Picture for representation
Shuaib Khatib hasn’t seen his wife and four kids in three weeks. As one of the three men put in charge of the burials of the Muslims who died of COVID-19 in Mumbai, he is now holed up in a hotel with 10 of his staff members from Bada Qabrastan in Marine Lines. An area in the graveyard has been cordoned off for the COVID-afflicted dead. He expects it to be sealed off for at least a decade.
“Unlike other graves which are dug four feet deep, these are 10 ft deep,” says Khatib. As per the Brihanmumbai Municipal Corporation guidelines, there is a separate entrance area for the ambulance, everyone present at the site wears PPE, the bodies are buried with the help of a rope so as to avoid contact and thereafter the area is sanitised. Khatib has set aside 15 people for the job who work in shifts.

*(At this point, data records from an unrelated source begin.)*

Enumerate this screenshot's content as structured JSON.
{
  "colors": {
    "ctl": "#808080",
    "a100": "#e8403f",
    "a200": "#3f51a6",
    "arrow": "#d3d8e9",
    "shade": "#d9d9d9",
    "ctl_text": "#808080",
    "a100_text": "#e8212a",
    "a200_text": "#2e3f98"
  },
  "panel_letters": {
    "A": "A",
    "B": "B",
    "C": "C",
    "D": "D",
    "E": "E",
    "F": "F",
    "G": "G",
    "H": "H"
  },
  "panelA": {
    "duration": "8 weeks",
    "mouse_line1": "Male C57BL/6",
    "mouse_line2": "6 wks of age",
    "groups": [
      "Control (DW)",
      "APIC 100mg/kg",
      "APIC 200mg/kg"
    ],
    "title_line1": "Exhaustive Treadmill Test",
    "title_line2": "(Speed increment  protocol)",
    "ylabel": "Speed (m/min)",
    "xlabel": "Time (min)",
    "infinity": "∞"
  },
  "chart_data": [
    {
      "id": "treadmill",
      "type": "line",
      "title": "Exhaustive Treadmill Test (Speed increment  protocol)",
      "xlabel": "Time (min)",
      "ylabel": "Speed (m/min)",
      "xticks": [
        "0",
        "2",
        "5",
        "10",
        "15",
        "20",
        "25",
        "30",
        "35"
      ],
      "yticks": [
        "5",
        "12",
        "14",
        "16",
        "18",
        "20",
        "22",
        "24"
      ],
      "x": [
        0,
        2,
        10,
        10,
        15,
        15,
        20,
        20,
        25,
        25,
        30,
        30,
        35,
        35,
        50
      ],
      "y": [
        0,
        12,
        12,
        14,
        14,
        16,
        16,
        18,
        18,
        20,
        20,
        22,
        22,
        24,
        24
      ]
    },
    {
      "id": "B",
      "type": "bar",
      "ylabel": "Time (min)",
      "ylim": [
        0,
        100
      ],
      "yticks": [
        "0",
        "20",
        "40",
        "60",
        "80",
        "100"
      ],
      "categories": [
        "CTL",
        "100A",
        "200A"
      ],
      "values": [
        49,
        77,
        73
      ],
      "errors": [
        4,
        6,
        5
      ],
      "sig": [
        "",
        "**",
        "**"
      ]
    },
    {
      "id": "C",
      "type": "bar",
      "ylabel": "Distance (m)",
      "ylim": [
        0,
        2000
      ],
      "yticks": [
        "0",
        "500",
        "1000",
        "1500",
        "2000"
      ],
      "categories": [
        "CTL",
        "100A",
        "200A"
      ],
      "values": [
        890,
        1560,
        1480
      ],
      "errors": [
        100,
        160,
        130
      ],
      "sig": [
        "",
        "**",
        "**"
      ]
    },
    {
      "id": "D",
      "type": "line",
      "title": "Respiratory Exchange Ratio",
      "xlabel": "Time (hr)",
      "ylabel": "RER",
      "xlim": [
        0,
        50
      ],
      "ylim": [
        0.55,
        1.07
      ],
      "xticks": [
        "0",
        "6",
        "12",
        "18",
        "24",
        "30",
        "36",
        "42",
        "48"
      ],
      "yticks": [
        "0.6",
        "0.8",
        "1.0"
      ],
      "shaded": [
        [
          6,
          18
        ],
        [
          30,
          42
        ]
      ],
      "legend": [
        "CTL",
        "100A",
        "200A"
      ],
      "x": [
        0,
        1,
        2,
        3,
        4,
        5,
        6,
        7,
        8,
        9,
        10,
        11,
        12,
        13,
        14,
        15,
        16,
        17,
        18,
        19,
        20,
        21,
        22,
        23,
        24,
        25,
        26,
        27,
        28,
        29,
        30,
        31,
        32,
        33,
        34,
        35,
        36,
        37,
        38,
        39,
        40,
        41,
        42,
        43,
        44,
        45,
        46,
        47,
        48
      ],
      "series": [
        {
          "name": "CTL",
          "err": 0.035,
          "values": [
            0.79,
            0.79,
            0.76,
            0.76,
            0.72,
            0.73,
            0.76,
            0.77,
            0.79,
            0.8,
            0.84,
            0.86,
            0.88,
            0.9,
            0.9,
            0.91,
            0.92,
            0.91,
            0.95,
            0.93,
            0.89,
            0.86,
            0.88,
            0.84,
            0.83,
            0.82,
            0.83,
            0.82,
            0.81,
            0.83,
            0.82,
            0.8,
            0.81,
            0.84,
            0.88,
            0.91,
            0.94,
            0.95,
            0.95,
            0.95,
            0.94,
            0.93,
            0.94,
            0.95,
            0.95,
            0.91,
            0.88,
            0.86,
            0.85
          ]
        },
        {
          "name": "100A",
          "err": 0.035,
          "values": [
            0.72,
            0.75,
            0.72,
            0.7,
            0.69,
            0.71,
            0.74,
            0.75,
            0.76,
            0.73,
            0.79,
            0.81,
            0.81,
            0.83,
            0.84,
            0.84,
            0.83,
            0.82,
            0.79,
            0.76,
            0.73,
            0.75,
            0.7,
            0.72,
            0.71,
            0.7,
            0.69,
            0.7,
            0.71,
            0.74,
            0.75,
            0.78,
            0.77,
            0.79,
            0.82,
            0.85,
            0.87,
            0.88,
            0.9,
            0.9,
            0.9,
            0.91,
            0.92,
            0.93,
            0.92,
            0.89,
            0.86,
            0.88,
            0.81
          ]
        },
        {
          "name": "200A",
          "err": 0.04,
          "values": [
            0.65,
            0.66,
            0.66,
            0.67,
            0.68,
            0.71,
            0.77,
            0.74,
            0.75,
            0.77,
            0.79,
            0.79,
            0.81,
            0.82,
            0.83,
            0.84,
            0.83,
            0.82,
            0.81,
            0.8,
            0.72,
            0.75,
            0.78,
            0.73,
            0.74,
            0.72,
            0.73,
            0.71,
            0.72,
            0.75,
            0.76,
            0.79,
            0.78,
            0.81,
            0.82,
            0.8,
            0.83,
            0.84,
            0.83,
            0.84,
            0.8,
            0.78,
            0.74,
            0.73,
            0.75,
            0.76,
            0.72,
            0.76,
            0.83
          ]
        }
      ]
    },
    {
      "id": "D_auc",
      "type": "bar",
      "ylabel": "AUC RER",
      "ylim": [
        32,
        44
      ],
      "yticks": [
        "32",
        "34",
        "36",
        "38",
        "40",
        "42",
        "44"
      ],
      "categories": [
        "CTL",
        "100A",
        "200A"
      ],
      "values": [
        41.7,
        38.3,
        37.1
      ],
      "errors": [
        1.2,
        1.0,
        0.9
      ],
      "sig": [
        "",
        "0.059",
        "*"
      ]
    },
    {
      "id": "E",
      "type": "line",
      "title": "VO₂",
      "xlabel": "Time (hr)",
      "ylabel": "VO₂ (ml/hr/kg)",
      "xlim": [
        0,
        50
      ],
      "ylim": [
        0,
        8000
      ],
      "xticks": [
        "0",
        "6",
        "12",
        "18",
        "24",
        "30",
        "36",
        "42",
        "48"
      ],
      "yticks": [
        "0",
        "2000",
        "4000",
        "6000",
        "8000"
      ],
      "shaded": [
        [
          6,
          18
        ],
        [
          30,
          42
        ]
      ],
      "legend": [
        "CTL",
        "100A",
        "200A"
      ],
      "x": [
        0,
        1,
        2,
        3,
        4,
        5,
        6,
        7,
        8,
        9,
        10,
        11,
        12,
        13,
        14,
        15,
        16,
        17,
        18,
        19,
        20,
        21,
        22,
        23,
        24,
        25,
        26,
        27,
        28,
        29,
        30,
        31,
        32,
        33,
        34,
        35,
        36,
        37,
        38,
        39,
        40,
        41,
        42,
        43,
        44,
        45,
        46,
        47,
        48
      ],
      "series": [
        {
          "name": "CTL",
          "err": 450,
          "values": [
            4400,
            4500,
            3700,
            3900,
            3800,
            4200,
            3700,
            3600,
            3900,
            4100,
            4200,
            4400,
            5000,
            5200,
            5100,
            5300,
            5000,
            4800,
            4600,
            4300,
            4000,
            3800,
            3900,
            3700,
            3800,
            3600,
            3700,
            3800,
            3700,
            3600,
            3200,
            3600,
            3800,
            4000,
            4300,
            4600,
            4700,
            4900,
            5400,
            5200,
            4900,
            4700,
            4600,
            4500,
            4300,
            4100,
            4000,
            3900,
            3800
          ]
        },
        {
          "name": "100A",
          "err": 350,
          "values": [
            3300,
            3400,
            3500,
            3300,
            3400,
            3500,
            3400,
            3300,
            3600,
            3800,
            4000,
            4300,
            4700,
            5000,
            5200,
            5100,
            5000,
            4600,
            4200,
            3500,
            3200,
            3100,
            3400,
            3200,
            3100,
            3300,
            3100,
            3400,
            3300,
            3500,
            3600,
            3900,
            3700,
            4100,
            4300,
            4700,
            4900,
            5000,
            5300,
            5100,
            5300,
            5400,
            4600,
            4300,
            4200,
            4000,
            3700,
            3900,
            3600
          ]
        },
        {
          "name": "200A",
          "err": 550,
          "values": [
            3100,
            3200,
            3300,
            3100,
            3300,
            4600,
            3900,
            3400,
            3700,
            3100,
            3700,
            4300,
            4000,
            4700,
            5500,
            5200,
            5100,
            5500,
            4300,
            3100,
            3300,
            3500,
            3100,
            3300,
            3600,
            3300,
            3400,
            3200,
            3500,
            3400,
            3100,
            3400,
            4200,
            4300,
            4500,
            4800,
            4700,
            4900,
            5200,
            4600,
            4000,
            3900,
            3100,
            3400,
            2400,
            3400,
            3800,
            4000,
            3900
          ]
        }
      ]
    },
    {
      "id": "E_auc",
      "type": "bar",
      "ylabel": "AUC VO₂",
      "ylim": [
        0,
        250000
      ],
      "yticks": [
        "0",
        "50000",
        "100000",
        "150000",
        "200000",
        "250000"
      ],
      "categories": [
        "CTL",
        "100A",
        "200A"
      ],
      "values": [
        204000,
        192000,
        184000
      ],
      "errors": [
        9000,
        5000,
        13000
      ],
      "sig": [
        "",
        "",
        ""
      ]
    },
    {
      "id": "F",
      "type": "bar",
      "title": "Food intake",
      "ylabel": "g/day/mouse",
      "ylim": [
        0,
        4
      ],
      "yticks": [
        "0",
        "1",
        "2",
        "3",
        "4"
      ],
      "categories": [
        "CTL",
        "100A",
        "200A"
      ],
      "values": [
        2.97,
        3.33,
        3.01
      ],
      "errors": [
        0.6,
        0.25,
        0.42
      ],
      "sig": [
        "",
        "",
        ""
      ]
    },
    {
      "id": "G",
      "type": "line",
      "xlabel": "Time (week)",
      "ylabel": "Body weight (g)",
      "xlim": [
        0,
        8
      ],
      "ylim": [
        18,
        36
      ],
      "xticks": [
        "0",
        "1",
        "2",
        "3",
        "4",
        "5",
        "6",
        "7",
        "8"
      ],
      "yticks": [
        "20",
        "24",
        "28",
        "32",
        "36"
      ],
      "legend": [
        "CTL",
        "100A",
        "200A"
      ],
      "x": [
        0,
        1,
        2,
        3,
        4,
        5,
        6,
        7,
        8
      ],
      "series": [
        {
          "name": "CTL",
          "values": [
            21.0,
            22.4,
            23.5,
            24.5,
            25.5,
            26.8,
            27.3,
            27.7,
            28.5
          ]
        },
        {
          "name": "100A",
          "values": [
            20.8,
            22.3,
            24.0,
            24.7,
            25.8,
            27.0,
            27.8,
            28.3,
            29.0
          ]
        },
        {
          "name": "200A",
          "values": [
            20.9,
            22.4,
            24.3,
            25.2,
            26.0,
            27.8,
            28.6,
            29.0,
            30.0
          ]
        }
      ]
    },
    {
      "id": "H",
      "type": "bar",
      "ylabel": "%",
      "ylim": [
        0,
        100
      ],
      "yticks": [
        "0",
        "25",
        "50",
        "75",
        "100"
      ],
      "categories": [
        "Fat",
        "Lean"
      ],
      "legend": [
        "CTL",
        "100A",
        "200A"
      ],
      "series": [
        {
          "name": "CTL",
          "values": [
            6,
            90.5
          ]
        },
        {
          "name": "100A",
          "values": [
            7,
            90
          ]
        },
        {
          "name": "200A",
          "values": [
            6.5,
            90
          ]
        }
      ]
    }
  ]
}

Currently, Bada Qabrastan is handling around 50 per cent of the COVID-19 casualties in Mumbai and Khatib has got eight more graveyards to make space for the bodies. He even once claimed a body from the hospital when no one from the family would. At Bada Qabrastan, the COVID-19 burials are done free of cost. “It hurts when people are fearful and object to take them in,” he says. “If we close our doors, then the government has no choice but to use an electric crematorium,” he says.